18 This article has reminded us that Jehovah and the entire congregation love and value the elderly. It is true that growing old is a difficult stage of life, but with Jehovah’s help it is possible to maintain a joyful spirit (Ps. 37:25). How encouraging it is to know that our best days are not behind us but are still to come! But what if we are the ones caring for an elderly relative, a child, or a sick friend? What will help us maintain our joy? We'll explore the answer in the following article.
WHAT WOULD WE ANSWER?
What things might discourage older siblings?
They may be saddened by their inability to do the same things they once did, or perhaps they miss their youth and good health. They may also be discouraged by the loss of their independence, especially when they depend on a caregiver or have to move in with a child. Furthermore, due to poor health or vision loss, they may no longer be able to drive or go places on their own.
What can older people do to maintain joy?
To maintain a positive outlook, older adults can allow others to help them, even if it's difficult at first. It's also important to show gratitude when others do things for them. While they may forget to express it, a smile and a "thank you" will make those who help them feel truly appreciated.

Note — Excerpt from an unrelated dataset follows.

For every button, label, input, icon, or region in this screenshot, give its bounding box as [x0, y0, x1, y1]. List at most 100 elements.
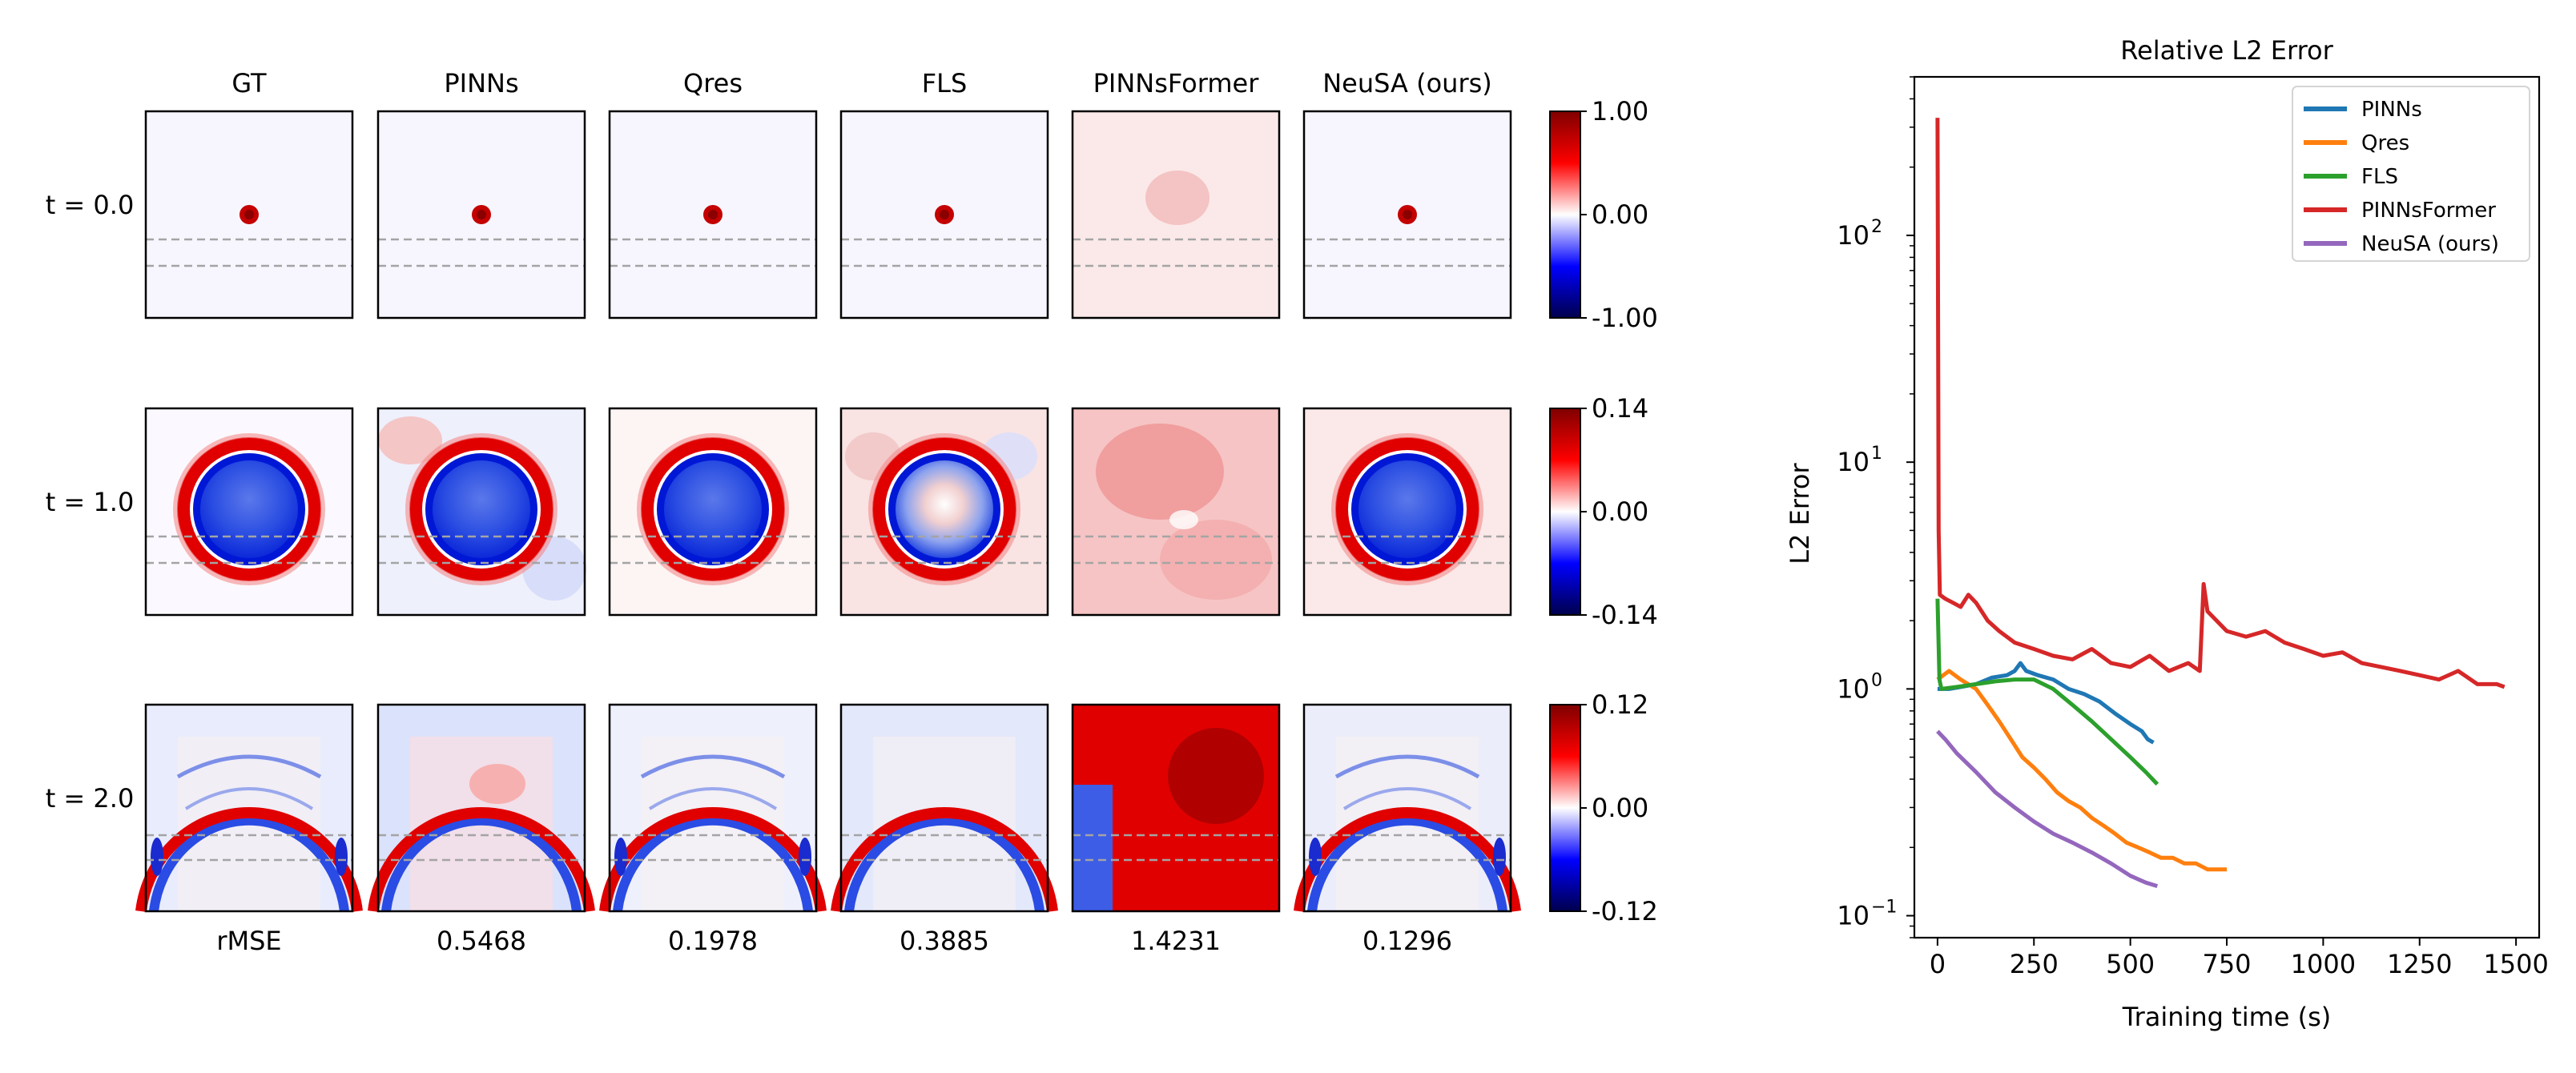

They can help others. When they focus on giving of their time and energy, they are less likely to dwell on their own problems. Furthermore, they can ask Jehovah for strength. Although they may sometimes feel physically or emotionally exhausted, Jehovah “never tires or grows weary.” He possesses infinite energy and, among other things, uses it to strengthen his faithful elderly servants. In fact, he promises to sustain them, and Jehovah always keeps his promises.
How can we help elderly Christians?
We can help them by visiting and calling them regularly. Older people often feel lonely, and when we visit them, we show them that we care and love them. However, we might think about visiting or calling an older sibling and then not follow through. Since we all lead busy lives, it might be helpful to set a reminder on our calendar to send them a message or call them.